Мать донимала его женитьбой, с тех пор как они поселились у Груши. Да и сама Груша однажды услышала, как бабка Марфа говорила сыну: «Женись вон на Грушке, что ты как вахлак, или тебя только на цыганок тянет?»
Отнекиваясь, Быкорюк отвечал:
– Что ты, что ты, мать, х_рено_вину гонишь!
– А ты ей предложи!
– Ну ладно, подумаю.
– Ты не думай, а дело делай. Слушай, что тебе мать говорит!
«Откажет, или не откажет?» – думал сейчас Иван. В согласие Груши он не верил, и решил всё же сделать предложение вроде как в шутку:
– Груш, я хочу у тебя спросить насчёт того, этого…
Она удивлённо переспросила:
– Это что же того, этого?
– Непонятно? – спросил он.
– Нет.
– Выходи за меня.
Груша, вспомнив разговор бабки Марфы с Быкорюком, спросила:
– Иван, это ты сам надумал?
– А что? Я!
– А я думаю, бабка Марфа.
Иван остолбенел, не зная, как теперь и быть, неудобно стало ему перед Грушей, хоть сквозь землю провалиться. Но выручила Груша, закричав:
– Красавка, Красавка. Вот Шавка, а, Иван?
– Груш, – сказал он, – ты забудь.
– О чём?
– О предложении.
– Хорошо. Только я совсем скоро в Мичуринск учиться уеду, осенью следующего года.
– На кого?
– На агронома, а вернусь… – она не договорила. – Девок сейчас в округе пруд пруди, да и солдаток хватает. Не туда ты смотришь, Иван, бери любую и сватай. А меня Сажин подгоняет: «Поезжай, учись от колхоза, нам агроном нужен!»
– А я и не знал.
– Я об этом своим не говорила пока.
– Ладно, – упавшим голосом сдался Быкорюк, – нечего нам друг за другом ходить. Так мы корову никогда не найдём.

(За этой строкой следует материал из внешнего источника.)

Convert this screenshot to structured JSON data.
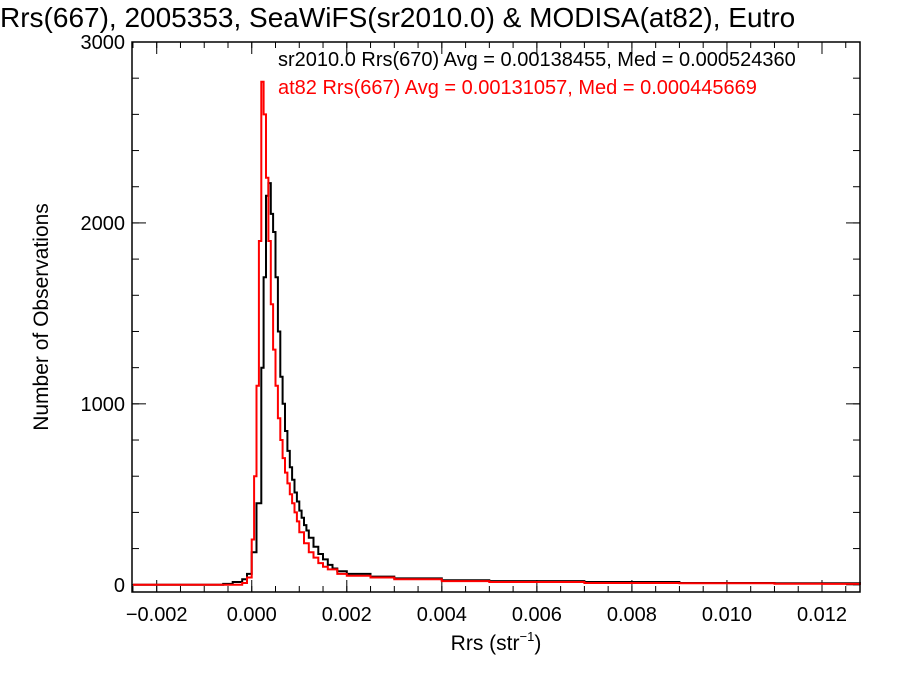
{
  "chart_data": {
    "type": "line",
    "title": "Rrs(667), 2005353, SeaWiFS(sr2010.0) & MODISA(at82), Eutro",
    "xlabel": "Rrs (str",
    "xlabel_sup": "−1",
    "xlabel_end": ")",
    "ylabel": "Number of Observations",
    "xlim": [
      -0.00252,
      0.0128
    ],
    "ylim": [
      -40,
      3000
    ],
    "grid": false,
    "x_ticks": [
      {
        "value": -0.002,
        "label": "−0.002"
      },
      {
        "value": 0.0,
        "label": "0.000"
      },
      {
        "value": 0.002,
        "label": "0.002"
      },
      {
        "value": 0.004,
        "label": "0.004"
      },
      {
        "value": 0.006,
        "label": "0.006"
      },
      {
        "value": 0.008,
        "label": "0.008"
      },
      {
        "value": 0.01,
        "label": "0.010"
      },
      {
        "value": 0.012,
        "label": "0.012"
      }
    ],
    "y_ticks": [
      {
        "value": 0,
        "label": "0"
      },
      {
        "value": 1000,
        "label": "1000"
      },
      {
        "value": 2000,
        "label": "2000"
      },
      {
        "value": 3000,
        "label": "3000"
      }
    ],
    "x_minor_step": 0.0005,
    "y_minor_step": 200,
    "series": [
      {
        "name": "sr2010.0 Rrs(670) Avg = 0.00138455, Med = 0.000524360",
        "color": "#000000",
        "step": "histogram",
        "x": [
          -0.0025,
          -0.0006,
          -0.0004,
          -0.0002,
          -0.0001,
          0.0,
          0.0001,
          0.0002,
          0.00025,
          0.0003,
          0.00035,
          0.0004,
          0.00045,
          0.0005,
          0.00055,
          0.0006,
          0.00065,
          0.0007,
          0.00075,
          0.0008,
          0.00085,
          0.0009,
          0.00095,
          0.001,
          0.00105,
          0.0011,
          0.00115,
          0.0012,
          0.0013,
          0.0014,
          0.0015,
          0.0016,
          0.0017,
          0.0018,
          0.002,
          0.0025,
          0.003,
          0.004,
          0.005,
          0.006,
          0.007,
          0.008,
          0.009,
          0.01,
          0.011,
          0.012,
          0.0128
        ],
        "y": [
          0,
          5,
          15,
          30,
          60,
          180,
          450,
          1200,
          1700,
          2150,
          2220,
          2050,
          1950,
          1700,
          1400,
          1150,
          1000,
          850,
          740,
          650,
          580,
          510,
          460,
          410,
          370,
          330,
          300,
          260,
          210,
          170,
          140,
          110,
          90,
          75,
          60,
          45,
          35,
          25,
          20,
          20,
          15,
          15,
          10,
          10,
          8,
          8,
          0
        ]
      },
      {
        "name": "at82 Rrs(667) Avg = 0.00131057, Med = 0.000445669",
        "color": "#ff0000",
        "step": "histogram",
        "x": [
          -0.0025,
          -0.0002,
          -0.0001,
          0.0,
          5e-05,
          0.0001,
          0.00015,
          0.0002,
          0.00025,
          0.0003,
          0.00035,
          0.0004,
          0.00045,
          0.0005,
          0.00055,
          0.0006,
          0.00065,
          0.0007,
          0.00075,
          0.0008,
          0.00085,
          0.0009,
          0.00095,
          0.001,
          0.0011,
          0.0012,
          0.0013,
          0.0014,
          0.0015,
          0.0016,
          0.0018,
          0.002,
          0.0025,
          0.003,
          0.004,
          0.005,
          0.006,
          0.007,
          0.008,
          0.009,
          0.01,
          0.011,
          0.012,
          0.0128
        ],
        "y": [
          0,
          10,
          40,
          250,
          600,
          1100,
          1900,
          2780,
          2600,
          2250,
          1900,
          1550,
          1300,
          1100,
          920,
          800,
          700,
          620,
          560,
          500,
          450,
          400,
          350,
          290,
          230,
          180,
          150,
          120,
          100,
          85,
          60,
          50,
          40,
          30,
          20,
          15,
          15,
          10,
          10,
          8,
          8,
          6,
          5,
          0
        ]
      }
    ]
  }
}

– Разойтись надо? – спросила Груша, ей было страшно оставаться одной в ночном поле. Но выглядеть трусихой перед Иваном ей не хотелось, – давай.
– Тогда, – продолжал говорить Быкорюк, – ты иди на ближнюю озимь, а я на дальнюю. Потом я загляну в Фурсов сад, может, где по кустам шастает. Там и яблоки есть, пройду сад вдоль и поперёк. Куда же она маханула?

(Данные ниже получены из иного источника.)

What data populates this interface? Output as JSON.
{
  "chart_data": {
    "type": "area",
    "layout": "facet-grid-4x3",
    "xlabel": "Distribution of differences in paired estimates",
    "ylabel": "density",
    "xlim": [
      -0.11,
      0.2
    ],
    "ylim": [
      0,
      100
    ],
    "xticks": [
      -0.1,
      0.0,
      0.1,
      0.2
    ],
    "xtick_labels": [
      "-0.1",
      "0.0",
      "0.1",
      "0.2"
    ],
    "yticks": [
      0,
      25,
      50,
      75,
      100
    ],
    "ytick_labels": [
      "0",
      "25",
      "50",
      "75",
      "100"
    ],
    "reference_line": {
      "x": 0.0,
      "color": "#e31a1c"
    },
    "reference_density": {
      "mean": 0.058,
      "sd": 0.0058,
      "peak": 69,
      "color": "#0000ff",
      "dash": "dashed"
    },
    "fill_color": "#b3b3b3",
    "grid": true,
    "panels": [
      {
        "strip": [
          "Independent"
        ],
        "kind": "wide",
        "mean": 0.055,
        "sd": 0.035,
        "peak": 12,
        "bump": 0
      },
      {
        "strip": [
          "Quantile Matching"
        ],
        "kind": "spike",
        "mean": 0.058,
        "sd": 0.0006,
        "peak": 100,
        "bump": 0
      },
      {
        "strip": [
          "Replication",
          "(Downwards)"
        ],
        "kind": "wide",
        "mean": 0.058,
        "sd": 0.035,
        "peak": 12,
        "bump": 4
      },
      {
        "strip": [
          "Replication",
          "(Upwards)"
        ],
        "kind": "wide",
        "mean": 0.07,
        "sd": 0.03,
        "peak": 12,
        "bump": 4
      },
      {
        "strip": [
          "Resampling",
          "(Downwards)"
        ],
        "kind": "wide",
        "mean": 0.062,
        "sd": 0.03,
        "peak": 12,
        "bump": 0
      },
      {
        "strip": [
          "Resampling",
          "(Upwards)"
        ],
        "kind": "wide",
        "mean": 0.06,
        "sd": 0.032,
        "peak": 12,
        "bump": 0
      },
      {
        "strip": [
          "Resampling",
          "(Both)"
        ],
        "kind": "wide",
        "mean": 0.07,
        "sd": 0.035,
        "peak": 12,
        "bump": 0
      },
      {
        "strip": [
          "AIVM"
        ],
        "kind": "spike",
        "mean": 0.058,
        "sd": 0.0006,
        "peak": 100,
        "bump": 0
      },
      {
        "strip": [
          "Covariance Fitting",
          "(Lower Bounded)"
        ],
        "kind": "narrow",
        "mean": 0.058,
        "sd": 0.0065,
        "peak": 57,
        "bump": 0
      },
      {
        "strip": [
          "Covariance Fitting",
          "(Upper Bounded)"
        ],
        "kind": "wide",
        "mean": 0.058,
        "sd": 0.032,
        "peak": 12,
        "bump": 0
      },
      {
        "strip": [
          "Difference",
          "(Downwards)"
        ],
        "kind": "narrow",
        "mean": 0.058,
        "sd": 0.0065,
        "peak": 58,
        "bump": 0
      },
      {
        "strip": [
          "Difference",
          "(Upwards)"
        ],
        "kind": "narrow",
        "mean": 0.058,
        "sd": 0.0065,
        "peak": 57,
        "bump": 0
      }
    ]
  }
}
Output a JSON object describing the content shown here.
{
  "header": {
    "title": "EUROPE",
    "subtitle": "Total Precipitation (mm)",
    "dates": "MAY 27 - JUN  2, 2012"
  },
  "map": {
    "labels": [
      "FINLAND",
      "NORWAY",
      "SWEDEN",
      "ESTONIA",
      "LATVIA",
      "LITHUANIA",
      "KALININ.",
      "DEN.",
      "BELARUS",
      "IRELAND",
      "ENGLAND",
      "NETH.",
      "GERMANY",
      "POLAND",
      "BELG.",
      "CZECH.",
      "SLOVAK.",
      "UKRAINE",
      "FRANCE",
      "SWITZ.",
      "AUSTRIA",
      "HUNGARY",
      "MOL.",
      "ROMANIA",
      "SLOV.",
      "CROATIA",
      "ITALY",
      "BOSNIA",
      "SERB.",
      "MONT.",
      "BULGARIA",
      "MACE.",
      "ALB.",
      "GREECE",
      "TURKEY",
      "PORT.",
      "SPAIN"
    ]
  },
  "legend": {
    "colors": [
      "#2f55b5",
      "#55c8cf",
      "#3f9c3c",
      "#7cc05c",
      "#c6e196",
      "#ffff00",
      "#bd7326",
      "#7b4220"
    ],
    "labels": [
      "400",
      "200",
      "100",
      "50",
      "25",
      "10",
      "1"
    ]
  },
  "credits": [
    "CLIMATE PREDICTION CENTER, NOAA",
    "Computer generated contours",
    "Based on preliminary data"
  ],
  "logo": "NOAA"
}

– У нас много дорог, а у этой Шавки одна, – ответила Груша.
– Одна, – повторил он, – я пошёл.
Грушу всё настойчивее и настойчивее охватывал страх, её пугали уже шорохи от лёгкого полевого ветерка. Небо над головой тёмное, без единой звёздочки, а в облаках прячется месяц, выскальзывая совсем ненадолго, тем самым усиливая сумерки. Груша шагала по мягкой, мокрой от росы, озими. Намочив юбку, подняла подол и, придерживая его рукой, пошла быстрее.

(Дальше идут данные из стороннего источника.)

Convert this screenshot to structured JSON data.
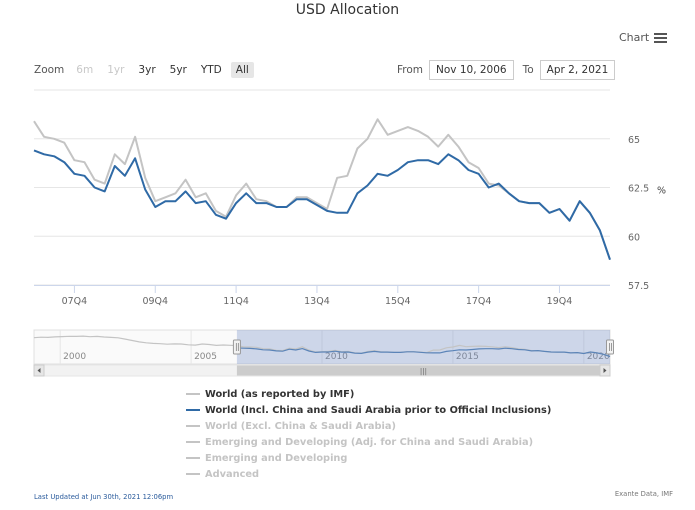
{
  "title": "USD Allocation",
  "menu": {
    "label": "Chart"
  },
  "zoom": {
    "label": "Zoom",
    "buttons": [
      {
        "label": "6m",
        "state": "disabled"
      },
      {
        "label": "1yr",
        "state": "disabled"
      },
      {
        "label": "3yr",
        "state": "normal"
      },
      {
        "label": "5yr",
        "state": "normal"
      },
      {
        "label": "YTD",
        "state": "normal"
      },
      {
        "label": "All",
        "state": "selected"
      }
    ]
  },
  "range": {
    "from_label": "From",
    "from_value": "Nov 10, 2006",
    "to_label": "To",
    "to_value": "Apr 2, 2021"
  },
  "chart_data": {
    "type": "line",
    "title": "USD Allocation",
    "x_axis": {
      "ticks": [
        "07Q4",
        "09Q4",
        "11Q4",
        "13Q4",
        "15Q4",
        "17Q4",
        "19Q4"
      ],
      "range": [
        "2006Q4",
        "2021Q1"
      ]
    },
    "y_axis": {
      "ticks": [
        57.5,
        60,
        62.5,
        65
      ],
      "range": [
        57.5,
        67.5
      ],
      "position": "right",
      "unit_label": "%"
    },
    "grid": true,
    "colors": {
      "highlight": "#2f6aa6",
      "muted": "#c4c4c4"
    },
    "x": [
      "2006Q4",
      "2007Q1",
      "2007Q2",
      "2007Q3",
      "2007Q4",
      "2008Q1",
      "2008Q2",
      "2008Q3",
      "2008Q4",
      "2009Q1",
      "2009Q2",
      "2009Q3",
      "2009Q4",
      "2010Q1",
      "2010Q2",
      "2010Q3",
      "2010Q4",
      "2011Q1",
      "2011Q2",
      "2011Q3",
      "2011Q4",
      "2012Q1",
      "2012Q2",
      "2012Q3",
      "2012Q4",
      "2013Q1",
      "2013Q2",
      "2013Q3",
      "2013Q4",
      "2014Q1",
      "2014Q2",
      "2014Q3",
      "2014Q4",
      "2015Q1",
      "2015Q2",
      "2015Q3",
      "2015Q4",
      "2016Q1",
      "2016Q2",
      "2016Q3",
      "2016Q4",
      "2017Q1",
      "2017Q2",
      "2017Q3",
      "2017Q4",
      "2018Q1",
      "2018Q2",
      "2018Q3",
      "2018Q4",
      "2019Q1",
      "2019Q2",
      "2019Q3",
      "2019Q4",
      "2020Q1",
      "2020Q2",
      "2020Q3",
      "2020Q4",
      "2021Q1"
    ],
    "series": [
      {
        "name": "World (as reported by IMF)",
        "visible": true,
        "color": "#c4c4c4",
        "values": [
          65.9,
          65.1,
          65.0,
          64.8,
          63.9,
          63.8,
          62.9,
          62.7,
          64.2,
          63.7,
          65.1,
          63.0,
          61.8,
          62.0,
          62.2,
          62.9,
          62.0,
          62.2,
          61.3,
          61.0,
          62.1,
          62.7,
          61.9,
          61.8,
          61.5,
          61.5,
          62.0,
          62.0,
          61.7,
          61.4,
          63.0,
          63.1,
          64.5,
          65.0,
          66.0,
          65.2,
          65.4,
          65.6,
          65.4,
          65.1,
          64.6,
          65.2,
          64.6,
          63.8,
          63.5,
          62.7,
          62.6,
          62.2,
          61.8,
          61.7,
          61.7,
          61.2,
          61.4,
          60.8,
          61.8,
          61.2,
          60.3,
          58.8
        ]
      },
      {
        "name": "World (Incl. China and Saudi Arabia prior to Official Inclusions)",
        "visible": true,
        "color": "#2f6aa6",
        "values": [
          64.4,
          64.2,
          64.1,
          63.8,
          63.2,
          63.1,
          62.5,
          62.3,
          63.6,
          63.1,
          64.0,
          62.4,
          61.5,
          61.8,
          61.8,
          62.3,
          61.7,
          61.8,
          61.1,
          60.9,
          61.7,
          62.2,
          61.7,
          61.7,
          61.5,
          61.5,
          61.9,
          61.9,
          61.6,
          61.3,
          61.2,
          61.2,
          62.2,
          62.6,
          63.2,
          63.1,
          63.4,
          63.8,
          63.9,
          63.9,
          63.7,
          64.2,
          63.9,
          63.4,
          63.2,
          62.5,
          62.7,
          62.2,
          61.8,
          61.7,
          61.7,
          61.2,
          61.4,
          60.8,
          61.8,
          61.2,
          60.3,
          58.8
        ]
      },
      {
        "name": "World (Excl. China & Saudi Arabia)",
        "visible": false,
        "color": "#c4c4c4"
      },
      {
        "name": "Emerging and Developing (Adj. for China and Saudi Arabia)",
        "visible": false,
        "color": "#c4c4c4"
      },
      {
        "name": "Emerging and Developing",
        "visible": false,
        "color": "#c4c4c4"
      },
      {
        "name": "Advanced",
        "visible": false,
        "color": "#c4c4c4"
      }
    ]
  },
  "navigator": {
    "ticks": [
      "2000",
      "2005",
      "2010",
      "2015",
      "2020"
    ],
    "span_start": "1999Q1",
    "span_end": "2021Q1",
    "selection_start": "2006Q4",
    "selection_end": "2021Q1",
    "scrollbar_grip": "|||",
    "history_values": [
      71.0,
      71.3,
      71.2,
      71.5,
      71.7,
      71.9,
      71.8,
      72.0,
      71.6,
      71.8,
      71.4,
      71.2,
      70.9,
      70.1,
      69.2,
      68.3,
      67.7,
      67.3,
      67.1,
      66.8,
      67.0,
      66.9,
      66.4,
      66.2,
      66.9,
      66.6,
      66.0,
      66.3,
      66.1
    ]
  },
  "footer": {
    "updated": "Last Updated at Jun 30th, 2021 12:06pm",
    "source": "Exante Data, IMF"
  }
}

– Красавка! – звала она кормилицу, – Красавка!
Борясь со страхом, Груша стала вспоминать разговор с Иваном, но это не отвлекло её. Она боялась всё сильнее и сильнее. Но вдруг, нарушив ночную тишину, донеслось до слуха Груши мычание:
– Красавка, – произнесла девушка вслух, – где ты, Шавка блудная!
Прошла метров десять, и в ночной мгле появился коровий силуэт:
– Вот ты где! – вскрикнула радостно Груша. Красавка шла навстречу ей, отзываясь на знакомый голос.
– Ну, – говорила Груша, подходя к корове, – нагулялась, гулёна. – Нагнулась, ухватив рукой сос_ки. – Эх ты, молоко-то гужом идёт, не стыдно хозяев беспокоить, не совестно тебе, рогатая? Вижу, что нет.
Груша выпрямилась:
– Хворостинки у меня приличной нет, а то б я тебя отхлестала, чертовка.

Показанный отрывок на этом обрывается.